Service Development Manager (Domestic Abuse & Homicide) Communities Team,
Devon County Council
31 October 2022
Thank you for submitting the Domestic Homicide Review (DHR) report ‘(Louise)’ for the Devon Community Safety Partnership (CSP) to the Home Office Quality Assurance (QA) Panel. The report was considered at the QA Panel meeting on 28th September. I apologise for the delay in responding to you.
The QA Panel felt the review appears to have sought a range of input from family, friends and the perpetrator’s ex-partners. It is positive to see condolences provided by the author to the family as is the recognition of the perpetrator’s economic abuse of Louise and ex-partners.
The DHR Panel membership is appropriate in relation to the individual case and the required knowledge and expertise. The potential involvement of all appropriate agencies is fully explored, and details given as to why where they are excluded. The overview report brings together all of the elements from overall conclusions taken from the information and analysis contained within the individual management reviews (IMRs) and any other information commissioned from relevant interests. It is clear why the information presented in the review is relevant to the homicide.
There was good use of research in the report, including on the risk of homicide related to non-fatal strangulation and Dr Jane Monckton-Smith’s Intimate Partner Femicide Timelines and there was a good recommendation around Gynaecology Department working with the Health Independent Domestic Violence Advisor (IDVA) to ensure that all staff are confident in asking a direct question about domestic abuse.
The QA Panel felt that there are some aspects of the report which may benefit from further revision, but the Home Office is content that on completion of these changes, the DHR may be published.
Areas for final development:
- The DHR took almost three years to complete. The three-month delay in changing the chair / report author is noted but there is insufficient
explanation as to the other delays including the delay in informing the victim’s family.
- Please consider selecting a pseudonym for the perpetrator as it does not help to contribute to the narrative that domestic abuse perpetrators are nothing more than their abuse.
- Please further anonymise the report by removing the exact data of death and removing the age and sex of the children.
- Please clarify if the victim’s family contributed to the terms of reference and / or if they were invited to meet with the panel.
- The executive summary states that friends of the perpetrator participated in the DHR, but the main report designates them as ex-partners. Given that the perpetrator abused them, it is unlikely they would categorise themselves as his friends.
- Page 3 appears to be unnecessary given that the information is repeated on the following page. Similarly, Section 1.6 is repeating information included elsewhere in the report.
- Please clarify whether the victim’s ex-husband gave his permission for his private medical information to be shared. if this is not the case, please consider redacting this.
- The report would have been easier to read with a genogram at the beginning explaining something about the children Louise had. It was somewhat confusing who the children were, how many she had, etc.
- The Equality and Diversity section was insufficiently addressed and was not inclusive or reflective of the nine protected characteristics for either Louise (the victim) or the perpetrator.•
- Acronyms should be given in full on first use –e.g., DVDS (3.1.12), CSC (page 20), PNH (page 21), SW (page 25), SPOC (184.108.40.206), – there are a lot of acronyms used which does make the report more challenging for the lay reader.
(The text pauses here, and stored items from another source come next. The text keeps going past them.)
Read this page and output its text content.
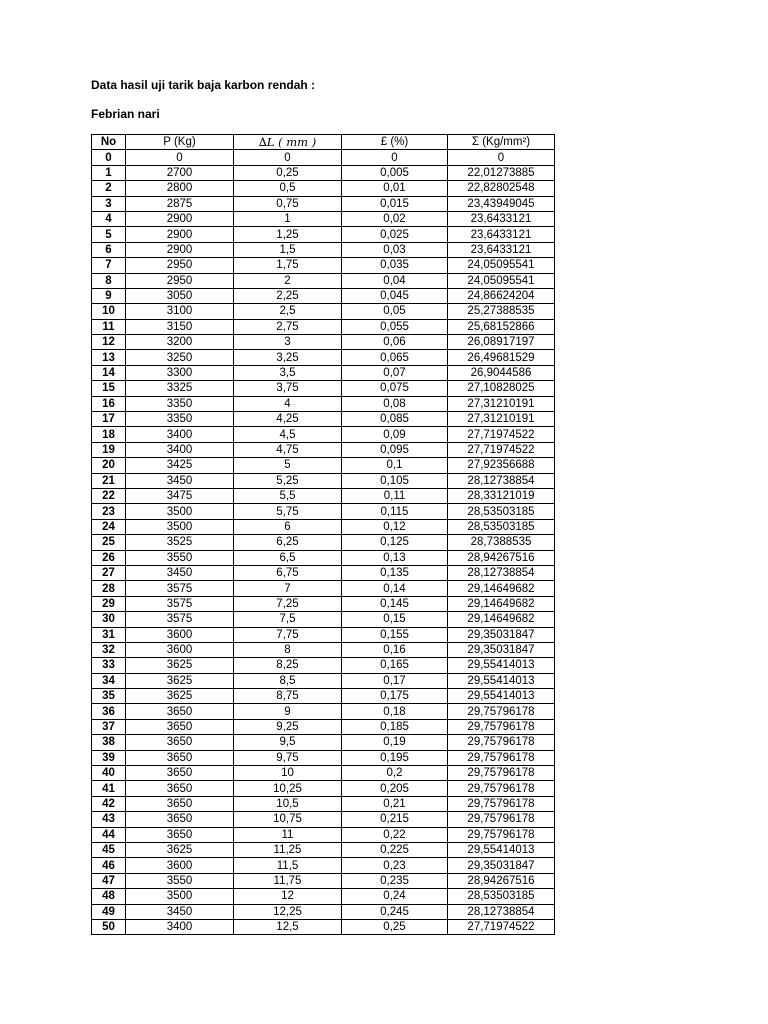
Data hasil uji tarik baja karbon rendah :
Febrian nari
No	P (Kg)	∆L ( mm )	£ (%)	Σ (Kg/mm²)
0	0	0	0	0
1	2700	0,25	0,005	22,01273885
2	2800	0,5	0,01	22,82802548
3	2875	0,75	0,015	23,43949045
4	2900	1	0,02	23,6433121
5	2900	1,25	0,025	23,6433121
6	2900	1,5	0,03	23,6433121
7	2950	1,75	0,035	24,05095541
8	2950	2	0,04	24,05095541
9	3050	2,25	0,045	24,86624204
10	3100	2,5	0,05	25,27388535
11	3150	2,75	0,055	25,68152866
12	3200	3	0,06	26,08917197
13	3250	3,25	0,065	26,49681529
14	3300	3,5	0,07	26,9044586
15	3325	3,75	0,075	27,10828025
16	3350	4	0,08	27,31210191
17	3350	4,25	0,085	27,31210191
18	3400	4,5	0,09	27,71974522
19	3400	4,75	0,095	27,71974522
20	3425	5	0,1	27,92356688
21	3450	5,25	0,105	28,12738854
22	3475	5,5	0,11	28,33121019
23	3500	5,75	0,115	28,53503185
24	3500	6	0,12	28,53503185
25	3525	6,25	0,125	28,7388535
26	3550	6,5	0,13	28,94267516
27	3450	6,75	0,135	28,12738854
28	3575	7	0,14	29,14649682
29	3575	7,25	0,145	29,14649682
30	3575	7,5	0,15	29,14649682
31	3600	7,75	0,155	29,35031847
32	3600	8	0,16	29,35031847
33	3625	8,25	0,165	29,55414013
34	3625	8,5	0,17	29,55414013
35	3625	8,75	0,175	29,55414013
36	3650	9	0,18	29,75796178
37	3650	9,25	0,185	29,75796178
38	3650	9,5	0,19	29,75796178
39	3650	9,75	0,195	29,75796178
40	3650	10	0,2	29,75796178
41	3650	10,25	0,205	29,75796178
42	3650	10,5	0,21	29,75796178
43	3650	10,75	0,215	29,75796178
44	3650	11	0,22	29,75796178
45	3625	11,25	0,225	29,55414013
46	3600	11,5	0,23	29,35031847
47	3550	11,75	0,235	28,94267516
48	3500	12	0,24	28,53503185
49	3450	12,25	0,245	28,12738854
50	3400	12,5	0,25	27,71974522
- It’s unnecessary, and could compromise anonymity, to name the company that the victim began to host for (page 16).
- There was a very pertinent section by the victim’s sister on 220.127.116.11 about how she felt the outcome could have been different for her sister if the police had run his name through the database and identified his history of violence. Disappointingly, this was dismissed by the police. The conclusion of the report contained no recommendations at all for the police. It feels the report writer accepted the police explanation, rather than pushing the police to think creatively about possible solutions. It must have been particularly disheartening that the family’s valid suggestions were dismissed.
- There was significant exploration of the DA training for Home Start volunteers, but no mention of the DA training that the health visitor had, despite the finding that the health visitor didn’t ask many questions about DA despite many indicators. It would have been helpful to know what training she had, if it was sufficient and to see if a recommendation was needed in this area.
- For future reference, the terms of reference were assessed as being substandard. They should include clear lines of inquiry (i.e. the questions the DHR will seek to answer) and be tailored to the specific circumstances of this case. The analysis should be undertaken against the key lines of inquiry. There is further detail in the statutory guidance.
Once completed the Home Office would be grateful if you could provide us with a digital copy of the revised final version of the report with all finalised attachments and appendices and the weblink to the site where the report will be published. Please ensure this letter is published alongside the report.
Please send the digital copy and weblink to DHREnquiries@homeoffice.gov.uk. This is for our own records for future analysis to go towards highlighting best practice and to inform public policy.Please also send a digital copy to the Domestic Abuse Commissioner atDHR@domesticabusecommissioner.independent.gov.uk
On behalf of the QA Panel, I would like to thank you, the report chair and author, and other colleagues for the considerable work that you have put into this review.